Why malicious internet traffic is increasing at an alarming rate
Cloudflare, a prominent content delivery network and security services firm, has disclosed that nearly 6.8% of all internet traffic is malicious. This figure marks a whopping 1% increase from the previous year's data. The firm's recent State of Application Security Report, indicates that this surge in cyber threats is primarily fueled by global events such as wars and elections.
Pro-Russian hacktivist groups target Western websites
The report highlights that a significant number of attacks on Western-interest websites, are orchestrated by pro-Russian hacktivist groups like REvil, KillNet, and Anonymous Sudan. It also underscores the alarming rate at which new vulnerabilities are exploited. For example, an attempt to exploit a JetBrains TeamCity DevOps authentication bypass was made only 22 minutes after the proof-of-concept code was published. This rapid exploitation often outpaces most organizations' ability to read security advisories or patch their systems.

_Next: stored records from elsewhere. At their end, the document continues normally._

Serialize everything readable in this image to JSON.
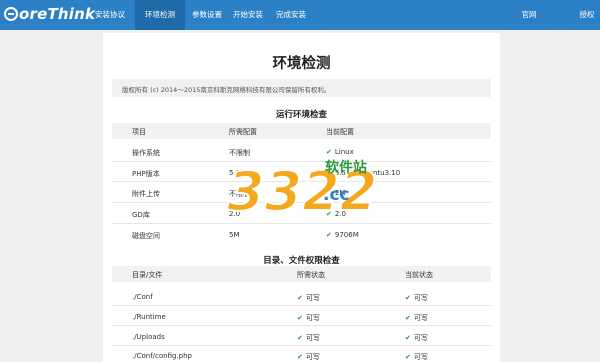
{
  "nav": {
    "logo": "oreThink",
    "items": [
      "安装协议",
      "环境检测",
      "参数设置",
      "开始安装",
      "完成安装"
    ],
    "right": [
      "官网",
      "授权"
    ]
  },
  "page": {
    "title": "环境检测",
    "copyright": "版权所有 (c) 2014～2015南京科斯克网络科技有限公司保留所有权利。"
  },
  "env": {
    "title": "运行环境检查",
    "headers": [
      "项目",
      "所需配置",
      "当前配置"
    ],
    "rows": [
      {
        "item": "操作系统",
        "required": "不限制",
        "current": "Linux"
      },
      {
        "item": "PHP版本",
        "required": "5.3",
        "current": "5.5.9-1ubuntu3.10"
      },
      {
        "item": "附件上传",
        "required": "不限制",
        "current": "2M"
      },
      {
        "item": "GD库",
        "required": "2.0",
        "current": "2.0"
      },
      {
        "item": "磁盘空间",
        "required": "5M",
        "current": "9706M"
      }
    ]
  },
  "dirs": {
    "title": "目录、文件权限检查",
    "headers": [
      "目录/文件",
      "所需状态",
      "当前状态"
    ],
    "rows": [
      {
        "path": "./Conf",
        "required": "可写",
        "current": "可写"
      },
      {
        "path": "./Runtime",
        "required": "可写",
        "current": "可写"
      },
      {
        "path": "./Uploads",
        "required": "可写",
        "current": "可写"
      },
      {
        "path": "./Conf/config.php",
        "required": "可写",
        "current": "可写"
      }
    ]
  },
  "watermark": {
    "text": "3322",
    "sub": "软件站",
    "cc": ".cc"
  },
  "colors": {
    "accent": "#2c80c6",
    "active": "#1f6aa8",
    "check": "#2f9a3b"
  }
}
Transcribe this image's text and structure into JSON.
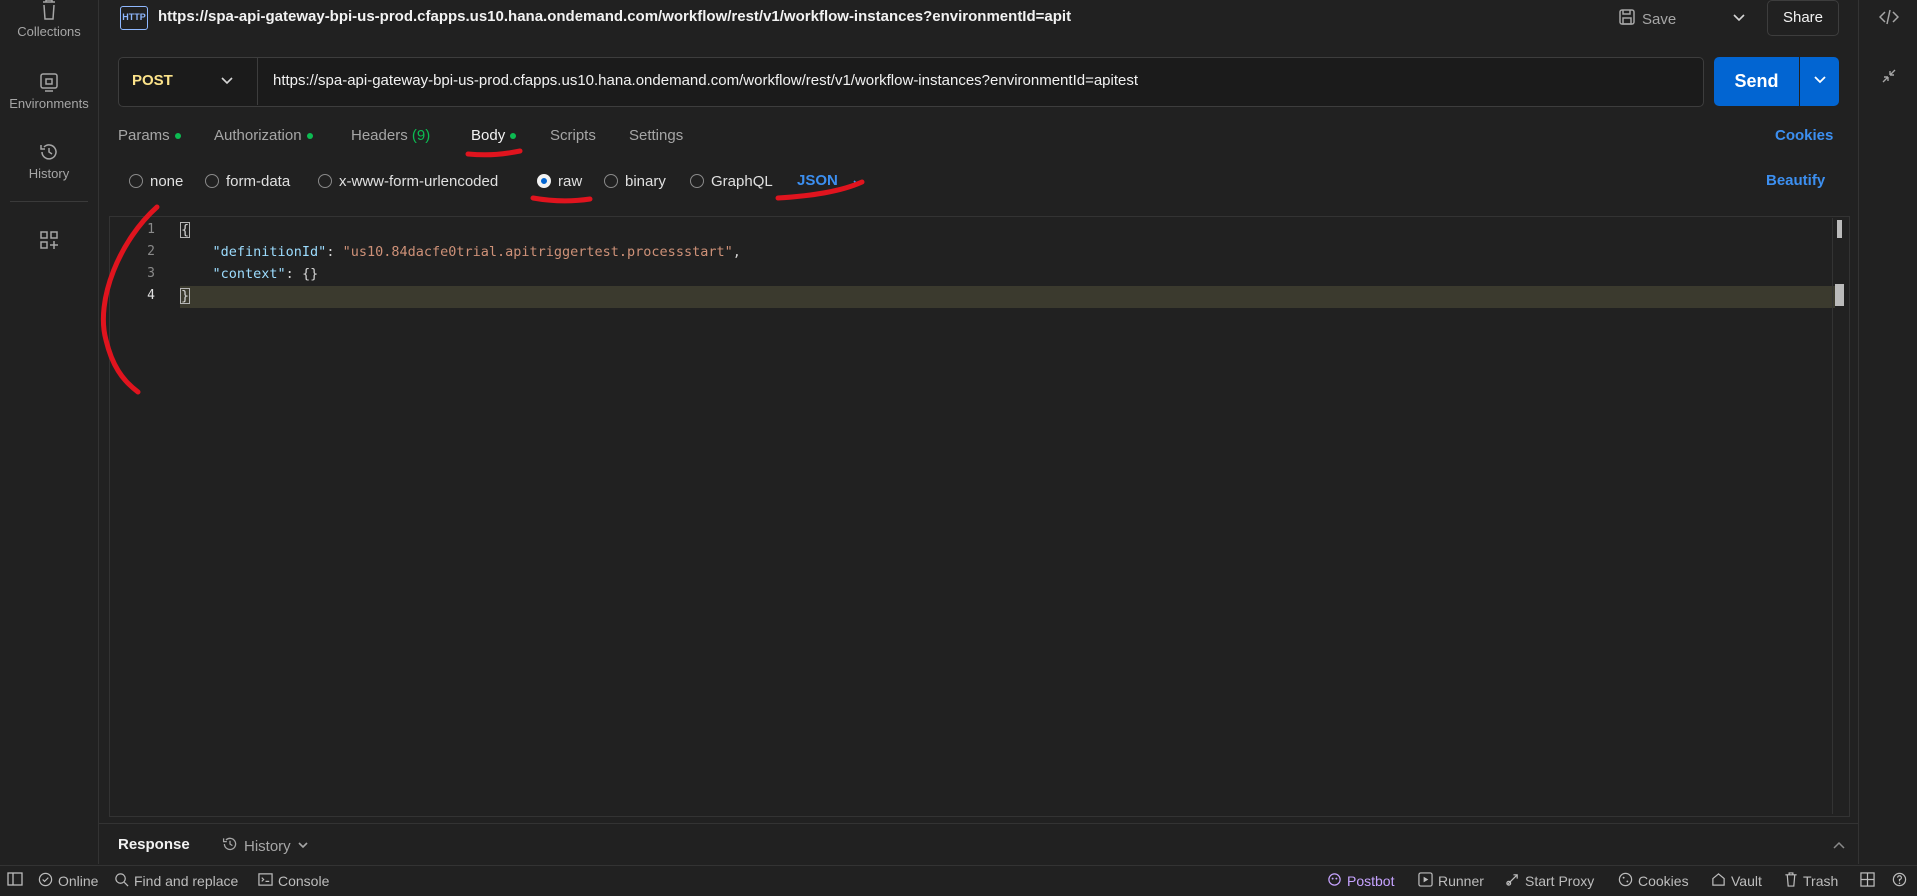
{
  "sidebar": {
    "items": [
      {
        "label": "Collections",
        "icon": "trash-icon"
      },
      {
        "label": "Environments",
        "icon": "environment-icon"
      },
      {
        "label": "History",
        "icon": "history-icon"
      },
      {
        "label": "",
        "icon": "add-widget-icon"
      }
    ]
  },
  "header": {
    "title": "https://spa-api-gateway-bpi-us-prod.cfapps.us10.hana.ondemand.com/workflow/rest/v1/workflow-instances?environmentId=apit",
    "http_badge": "HTTP",
    "save_label": "Save",
    "share_label": "Share"
  },
  "request": {
    "method": "POST",
    "url": "https://spa-api-gateway-bpi-us-prod.cfapps.us10.hana.ondemand.com/workflow/rest/v1/workflow-instances?environmentId=apitest",
    "send_label": "Send"
  },
  "tabs": {
    "params": "Params",
    "authorization": "Authorization",
    "headers": "Headers",
    "headers_count": "(9)",
    "body": "Body",
    "scripts": "Scripts",
    "settings": "Settings",
    "cookies": "Cookies"
  },
  "body_types": {
    "none": "none",
    "form_data": "form-data",
    "urlencoded": "x-www-form-urlencoded",
    "raw": "raw",
    "binary": "binary",
    "graphql": "GraphQL",
    "format": "JSON",
    "selected": "raw",
    "beautify": "Beautify"
  },
  "editor": {
    "line_numbers": [
      "1",
      "2",
      "3",
      "4"
    ],
    "open_brace": "{",
    "close_brace": "}",
    "key1": "\"definitionId\"",
    "val1": "\"us10.84dacfe0trial.apitriggertest.processstart\"",
    "key2": "\"context\"",
    "val2": "{}"
  },
  "response": {
    "label": "Response",
    "history_label": "History"
  },
  "statusbar": {
    "online": "Online",
    "find_replace": "Find and replace",
    "console": "Console",
    "postbot": "Postbot",
    "runner": "Runner",
    "start_proxy": "Start Proxy",
    "cookies": "Cookies",
    "vault": "Vault",
    "trash": "Trash"
  },
  "colors": {
    "accent": "#0265d2",
    "link": "#3c8ff0",
    "method": "#fce38a",
    "status_dot": "#0cbb52",
    "annotation": "#e0141e"
  }
}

Rise in zero-day exploits and importance of security patches
Cloudflare's report also points to an increase in zero-day exploits, with Google reporting 97 such incidents exploited in the wild in 2023. The report emphasizes that cyber attackers often target old, known vulnerabilities. This makes it crucial for organizations to promptly apply security patches to their systems. The report serves as a stark reminder of the importance of staying updated with security advisories, and implementing necessary patches without delay.
DDoS attacks remain preferred method for cybercriminals
Distributed Denial of Service (DDoS) attacks continue to be the favored method of attack for cybercriminals, accounting for more than 37% of all mitigated traffic. In the first quarter of 2024 alone, Cloudflare blocked unique 4.5 million DDoS attacks. This figure represents around a third of all DDoS attacks they mitigated in the previous year. The sophistication and scale of these attacks are also on the rise, indicating an evolving threat landscape.
Unprecedented scale of DDoS attacks in 2023
In August 2023, Cloudflare stopped a massive HTTP/2 Rapid Reset DDoS attack that peaked at an unprecedented 201 million requests per second (RPS). This figure is three times bigger than any previously observed attack. Google Cloud also reported experiencing its largest DDoS attack ever, peaking at 398 million RPS. To put this into perspective, Google Cloud got more RPS in two minutes, than Wikipedia saw traffic during the entire month of September 2023.
API security and the threat of unawareness
The report underscores the growing importance of application programming interface (API) security. With 60% of dynamic web traffic now API-related, these interfaces have become prime targets for attackers. Alarmingly, many firms are not aware of a quarter of their API endpoints. The average enterprise application now utilizes 47 third-party scripts and connects to nearly 50 third-party destinations, each representing a potential security risk.
Automated bot traffic: A growing concern
Cloudflare's report reveals that around 38% of all HTTP requests processed by the company are classified as automated bot traffic. While some bots provide important services, as many as 93% of bots are potentially harmful. This highlights the need for robust security measures to combat these threats. Companies are advised to protect their websites and net services with defenses from companies like Cloudflare and its rivals, including Akamai CDN, Fastly, and Varnish Software.